Le ministre des Finances, Carlos Leitão, a participé à l’hyperactivité du gouvernement Couillard en présentant son projet de loi pour mettre en oeuvre son dernier budget. Il contenait des éléments qui n’avaient rien à voir avec les mesures budgétaires annoncées au printemps. « Des méthodes à la Harper », s’est écriée la leader parlementaire de l’opposition péquiste, Agnès Maltais.

C’est dans ce projet de loi que les pharmaciens ont appris que le gouvernement diminuait de 14 % leurs honoraires payés par l’assurance-médicaments, afin de récupérer 130 millions.

Le même jour, la ministre Francine Charbonneau a déposé un projet de loi sur « l’optimisation » — un mot à la mode pour désigner des compressions — des services de garde, dont un des buts était de « responsabiliser », a-t-elle dit, les parents. Et quoi de mieux pour responsabiliser qu’une amende de 3600 $ si un parent signe une fiche d’assiduité pour des jours où son enfant n’est pas à la garderie : des amendes pour contrer le phénomène bien réel des places fantômes. À voir les explications qu’a dû fournir la ministre depuis et le recul qu’elle a signifié vendredi, la précipitation semble être mauvaise conseillère quand vient le temps de rédiger un projet de loi pour régler un problème administratif. Chose certaine, la possibilité de mettre les parents à l’amende a fait passer au second plan la contestation de la modulation des tarifs.
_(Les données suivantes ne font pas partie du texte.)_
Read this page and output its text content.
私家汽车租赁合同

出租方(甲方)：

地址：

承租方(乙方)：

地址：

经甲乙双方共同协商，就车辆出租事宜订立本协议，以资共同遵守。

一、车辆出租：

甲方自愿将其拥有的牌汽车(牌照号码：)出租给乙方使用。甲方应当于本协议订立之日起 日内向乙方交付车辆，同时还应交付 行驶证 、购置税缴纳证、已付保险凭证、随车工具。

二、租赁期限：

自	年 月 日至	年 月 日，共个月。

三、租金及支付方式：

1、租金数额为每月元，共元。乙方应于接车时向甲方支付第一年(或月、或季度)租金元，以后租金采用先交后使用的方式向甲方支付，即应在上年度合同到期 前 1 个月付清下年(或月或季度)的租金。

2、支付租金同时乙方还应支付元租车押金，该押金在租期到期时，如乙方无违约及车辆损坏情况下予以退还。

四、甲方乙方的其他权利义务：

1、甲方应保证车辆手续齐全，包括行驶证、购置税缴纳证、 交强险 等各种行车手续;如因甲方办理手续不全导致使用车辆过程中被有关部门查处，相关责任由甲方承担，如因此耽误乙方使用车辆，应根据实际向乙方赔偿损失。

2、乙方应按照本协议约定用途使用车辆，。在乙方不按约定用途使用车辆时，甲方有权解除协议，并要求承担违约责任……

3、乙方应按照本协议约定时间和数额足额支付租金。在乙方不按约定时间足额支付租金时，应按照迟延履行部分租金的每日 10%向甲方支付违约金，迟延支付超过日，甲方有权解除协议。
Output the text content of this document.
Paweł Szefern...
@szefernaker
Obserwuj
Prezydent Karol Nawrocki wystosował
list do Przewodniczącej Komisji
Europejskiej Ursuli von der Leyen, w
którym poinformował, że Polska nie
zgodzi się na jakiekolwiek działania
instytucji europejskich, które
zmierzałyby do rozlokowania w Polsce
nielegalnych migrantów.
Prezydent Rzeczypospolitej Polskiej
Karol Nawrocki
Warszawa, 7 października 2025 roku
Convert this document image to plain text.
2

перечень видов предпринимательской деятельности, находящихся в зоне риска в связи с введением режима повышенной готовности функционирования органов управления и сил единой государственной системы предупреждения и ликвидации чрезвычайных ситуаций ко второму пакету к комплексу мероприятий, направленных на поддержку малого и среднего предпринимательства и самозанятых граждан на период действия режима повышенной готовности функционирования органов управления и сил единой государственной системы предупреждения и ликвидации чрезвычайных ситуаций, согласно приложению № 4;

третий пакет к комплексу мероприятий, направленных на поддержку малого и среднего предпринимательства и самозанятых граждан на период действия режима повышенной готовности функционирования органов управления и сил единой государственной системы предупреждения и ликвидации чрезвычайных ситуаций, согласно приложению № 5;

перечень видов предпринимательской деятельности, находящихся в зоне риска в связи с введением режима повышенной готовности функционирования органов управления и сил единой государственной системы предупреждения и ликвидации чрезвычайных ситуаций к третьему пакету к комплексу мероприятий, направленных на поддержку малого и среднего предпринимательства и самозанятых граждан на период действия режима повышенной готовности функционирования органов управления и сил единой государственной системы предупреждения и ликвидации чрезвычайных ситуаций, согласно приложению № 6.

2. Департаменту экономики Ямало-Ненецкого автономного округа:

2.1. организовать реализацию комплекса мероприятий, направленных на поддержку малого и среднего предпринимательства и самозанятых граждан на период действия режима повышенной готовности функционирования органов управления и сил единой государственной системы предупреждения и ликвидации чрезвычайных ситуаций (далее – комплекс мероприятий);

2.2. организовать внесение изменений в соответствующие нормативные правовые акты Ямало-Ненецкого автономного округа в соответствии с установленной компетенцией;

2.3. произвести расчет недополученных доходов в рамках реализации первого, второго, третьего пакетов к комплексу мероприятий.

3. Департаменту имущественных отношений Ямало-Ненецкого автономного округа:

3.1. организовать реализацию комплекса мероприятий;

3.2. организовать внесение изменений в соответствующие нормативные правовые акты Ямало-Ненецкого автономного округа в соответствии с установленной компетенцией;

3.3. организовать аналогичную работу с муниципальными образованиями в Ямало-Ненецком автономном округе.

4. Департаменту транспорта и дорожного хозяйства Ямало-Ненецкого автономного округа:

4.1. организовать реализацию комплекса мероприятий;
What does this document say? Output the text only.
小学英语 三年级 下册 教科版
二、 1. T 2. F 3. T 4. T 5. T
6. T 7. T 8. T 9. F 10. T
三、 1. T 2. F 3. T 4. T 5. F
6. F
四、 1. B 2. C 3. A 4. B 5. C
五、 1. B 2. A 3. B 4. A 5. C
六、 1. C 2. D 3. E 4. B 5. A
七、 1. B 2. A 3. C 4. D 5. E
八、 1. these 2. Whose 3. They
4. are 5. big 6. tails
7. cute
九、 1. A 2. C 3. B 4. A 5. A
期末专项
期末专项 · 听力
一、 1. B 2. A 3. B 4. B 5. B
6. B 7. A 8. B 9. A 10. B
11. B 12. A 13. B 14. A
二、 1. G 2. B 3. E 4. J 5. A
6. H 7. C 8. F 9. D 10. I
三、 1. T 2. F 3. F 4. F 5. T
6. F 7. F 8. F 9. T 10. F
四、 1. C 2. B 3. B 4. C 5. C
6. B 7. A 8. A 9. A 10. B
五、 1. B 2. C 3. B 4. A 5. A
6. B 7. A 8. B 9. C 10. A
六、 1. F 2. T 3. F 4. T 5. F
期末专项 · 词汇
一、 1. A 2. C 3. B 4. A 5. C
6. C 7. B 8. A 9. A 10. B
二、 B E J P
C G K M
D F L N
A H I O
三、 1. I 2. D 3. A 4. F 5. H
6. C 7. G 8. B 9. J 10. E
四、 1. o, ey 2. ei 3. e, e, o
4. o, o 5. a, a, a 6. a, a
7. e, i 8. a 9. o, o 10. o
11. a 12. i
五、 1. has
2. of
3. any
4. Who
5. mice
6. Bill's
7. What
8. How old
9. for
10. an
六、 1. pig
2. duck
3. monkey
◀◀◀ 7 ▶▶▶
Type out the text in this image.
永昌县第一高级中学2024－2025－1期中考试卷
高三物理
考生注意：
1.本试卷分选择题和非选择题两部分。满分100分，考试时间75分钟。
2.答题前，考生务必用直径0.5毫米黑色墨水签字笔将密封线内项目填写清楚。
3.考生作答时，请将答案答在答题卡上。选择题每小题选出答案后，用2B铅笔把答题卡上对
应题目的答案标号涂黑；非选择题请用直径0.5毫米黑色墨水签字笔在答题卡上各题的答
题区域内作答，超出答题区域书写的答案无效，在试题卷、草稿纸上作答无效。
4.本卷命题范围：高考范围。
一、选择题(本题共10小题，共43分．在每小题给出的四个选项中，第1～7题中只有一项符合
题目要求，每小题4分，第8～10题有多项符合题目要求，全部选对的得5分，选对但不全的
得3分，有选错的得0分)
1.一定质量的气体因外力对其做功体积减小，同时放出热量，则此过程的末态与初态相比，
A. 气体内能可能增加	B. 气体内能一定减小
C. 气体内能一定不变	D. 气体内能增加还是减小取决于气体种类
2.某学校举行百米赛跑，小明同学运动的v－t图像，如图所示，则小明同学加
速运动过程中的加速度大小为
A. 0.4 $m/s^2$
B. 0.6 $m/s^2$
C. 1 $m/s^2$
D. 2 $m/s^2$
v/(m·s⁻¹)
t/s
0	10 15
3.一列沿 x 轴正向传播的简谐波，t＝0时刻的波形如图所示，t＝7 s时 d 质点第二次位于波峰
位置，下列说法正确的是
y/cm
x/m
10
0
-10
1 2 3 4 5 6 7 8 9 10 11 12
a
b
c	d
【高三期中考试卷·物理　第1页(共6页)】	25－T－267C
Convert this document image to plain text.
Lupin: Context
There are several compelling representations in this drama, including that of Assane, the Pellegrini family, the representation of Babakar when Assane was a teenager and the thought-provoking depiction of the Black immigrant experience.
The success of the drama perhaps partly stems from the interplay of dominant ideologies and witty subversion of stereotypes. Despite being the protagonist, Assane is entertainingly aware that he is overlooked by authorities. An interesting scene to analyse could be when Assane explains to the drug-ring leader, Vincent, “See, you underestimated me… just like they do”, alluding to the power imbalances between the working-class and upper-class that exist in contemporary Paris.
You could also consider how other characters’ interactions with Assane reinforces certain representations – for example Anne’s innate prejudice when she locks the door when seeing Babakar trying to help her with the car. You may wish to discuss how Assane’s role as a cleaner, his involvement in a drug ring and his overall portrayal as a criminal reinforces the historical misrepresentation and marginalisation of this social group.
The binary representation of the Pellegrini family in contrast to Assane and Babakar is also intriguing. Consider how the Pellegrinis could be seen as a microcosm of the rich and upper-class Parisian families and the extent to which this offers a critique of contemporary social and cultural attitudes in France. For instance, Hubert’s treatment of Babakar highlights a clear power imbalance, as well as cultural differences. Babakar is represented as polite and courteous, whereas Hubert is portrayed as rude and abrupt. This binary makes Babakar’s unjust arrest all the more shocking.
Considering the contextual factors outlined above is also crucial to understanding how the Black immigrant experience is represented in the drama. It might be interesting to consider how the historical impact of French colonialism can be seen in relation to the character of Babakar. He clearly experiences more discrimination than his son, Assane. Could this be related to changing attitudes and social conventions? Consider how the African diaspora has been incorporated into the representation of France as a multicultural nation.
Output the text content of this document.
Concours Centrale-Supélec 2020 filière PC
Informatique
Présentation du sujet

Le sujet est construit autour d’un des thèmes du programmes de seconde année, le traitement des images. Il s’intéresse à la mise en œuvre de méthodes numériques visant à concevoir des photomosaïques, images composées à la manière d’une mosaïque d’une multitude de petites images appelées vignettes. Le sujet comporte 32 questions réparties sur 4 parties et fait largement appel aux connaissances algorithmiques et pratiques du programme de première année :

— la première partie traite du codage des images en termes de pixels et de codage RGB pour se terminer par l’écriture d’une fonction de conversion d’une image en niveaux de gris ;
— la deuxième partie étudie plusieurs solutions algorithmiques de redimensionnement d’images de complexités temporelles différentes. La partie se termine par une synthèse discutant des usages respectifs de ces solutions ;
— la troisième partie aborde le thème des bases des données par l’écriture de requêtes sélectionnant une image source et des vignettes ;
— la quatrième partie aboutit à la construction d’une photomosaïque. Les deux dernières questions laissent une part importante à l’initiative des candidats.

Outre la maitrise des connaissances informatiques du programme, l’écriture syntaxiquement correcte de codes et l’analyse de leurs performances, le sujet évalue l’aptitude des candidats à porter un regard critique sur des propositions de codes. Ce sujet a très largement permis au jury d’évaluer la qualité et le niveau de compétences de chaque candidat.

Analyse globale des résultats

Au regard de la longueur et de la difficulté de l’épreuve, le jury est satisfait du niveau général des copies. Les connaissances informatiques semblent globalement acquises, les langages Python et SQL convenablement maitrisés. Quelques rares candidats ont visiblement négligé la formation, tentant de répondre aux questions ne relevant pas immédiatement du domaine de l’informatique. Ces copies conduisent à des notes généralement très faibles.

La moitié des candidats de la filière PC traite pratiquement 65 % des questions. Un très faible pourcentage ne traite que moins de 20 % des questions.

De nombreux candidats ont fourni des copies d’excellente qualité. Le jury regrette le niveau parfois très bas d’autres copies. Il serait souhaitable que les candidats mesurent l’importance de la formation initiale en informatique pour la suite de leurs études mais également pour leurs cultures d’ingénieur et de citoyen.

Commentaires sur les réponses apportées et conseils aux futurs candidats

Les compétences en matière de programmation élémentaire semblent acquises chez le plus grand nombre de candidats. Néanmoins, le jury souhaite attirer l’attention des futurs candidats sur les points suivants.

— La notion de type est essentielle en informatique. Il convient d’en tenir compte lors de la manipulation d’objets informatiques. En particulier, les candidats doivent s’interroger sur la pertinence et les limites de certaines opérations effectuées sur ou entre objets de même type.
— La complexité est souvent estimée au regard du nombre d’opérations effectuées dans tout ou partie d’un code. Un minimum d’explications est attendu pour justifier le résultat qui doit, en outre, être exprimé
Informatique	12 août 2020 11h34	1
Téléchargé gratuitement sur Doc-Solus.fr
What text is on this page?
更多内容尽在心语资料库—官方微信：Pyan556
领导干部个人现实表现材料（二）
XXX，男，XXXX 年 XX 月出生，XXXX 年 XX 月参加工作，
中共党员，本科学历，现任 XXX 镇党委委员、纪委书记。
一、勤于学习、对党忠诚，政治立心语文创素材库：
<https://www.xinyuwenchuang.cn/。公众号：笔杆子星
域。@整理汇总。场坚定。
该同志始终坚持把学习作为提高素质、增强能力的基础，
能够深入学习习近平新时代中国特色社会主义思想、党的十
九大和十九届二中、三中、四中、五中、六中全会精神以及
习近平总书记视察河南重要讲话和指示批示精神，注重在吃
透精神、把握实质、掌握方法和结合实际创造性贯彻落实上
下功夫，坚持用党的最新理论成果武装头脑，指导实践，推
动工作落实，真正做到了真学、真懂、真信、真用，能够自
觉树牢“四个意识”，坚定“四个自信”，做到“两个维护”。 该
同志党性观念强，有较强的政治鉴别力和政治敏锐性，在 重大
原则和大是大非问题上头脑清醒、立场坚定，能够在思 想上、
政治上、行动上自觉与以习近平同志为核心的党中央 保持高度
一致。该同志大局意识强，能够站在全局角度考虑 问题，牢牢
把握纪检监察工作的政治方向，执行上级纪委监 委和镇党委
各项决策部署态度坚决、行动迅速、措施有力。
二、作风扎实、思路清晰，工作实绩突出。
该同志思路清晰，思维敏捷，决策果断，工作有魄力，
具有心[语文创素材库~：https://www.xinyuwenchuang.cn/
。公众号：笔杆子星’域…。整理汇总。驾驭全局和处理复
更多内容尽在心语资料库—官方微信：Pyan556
Pour sa part, le ministre de la Santé et des Services sociaux, Gaétan Barrette, a prouvé que, s’il ne craignait pas de se faire des ennemis chez les pharmaciens, il en était de même pour les membres de sa profession. Rapide sur la gâchette, il a déposé son deuxième projet de loi de la session avant même de présenter, comme promis, les amendements à son projet de loi sur la réorganisation du système de santé. Il se propose de réduire de 30 % la rémunération des médecins qui travaillent à temps partiel, une mesure franchement très imaginative. Il sabre aussi dans le programme de fécondation assistée, une autre économie en ces temps d’austérité.

Un autre siècle!

Le président du Conseil du trésor, Martin Coiteux, n’a pas été en reste, annonçant, non sans emphase, l’avènement de « l’État XXIe siècle ». Plus prosaïquement, il s’agit d’une coupe de 689 millions qui est de la même eau que les compressions annoncées au printemps. Après 2 % de « gains de productivité », un terme savant pour parler d’une réduction de personnel, il impose une autre compression de 2 %, assortie d’une foule d’économies de bouts de chandelle. L’État du XXIe siècle attendra quelques mois encore, puisque le ministre a promis que le gouvernement s’attaquera aux structures de l’État dans le prochain budget.

Depuis le début de la session et durant la dernière semaine en particulier, on assiste en quelque sorte à une course à l’austérité où les ministres rivalisent d’ingéniosité pour rogner les dépenses publiques. On s’attend à ce que Carlos Leitão, à la faveur de sa mise à jour économique et financière, apporte, mardi, sa contribution avec d’autres coupes du côté des crédits d’impôt aux entreprises. Toutes les décisions du gouvernement, ou presque, visent à atteindre l’équilibre financier en 2015-2016, un objectif incontournable, répète Philippe Couillard. Quant à Martin Coiteux, on attend toujours qu’il demande à la commission Robillard, qui dispose d’un budget allant de 2 à 3,8 millions, selon les versions, d’en faire plus avec moins.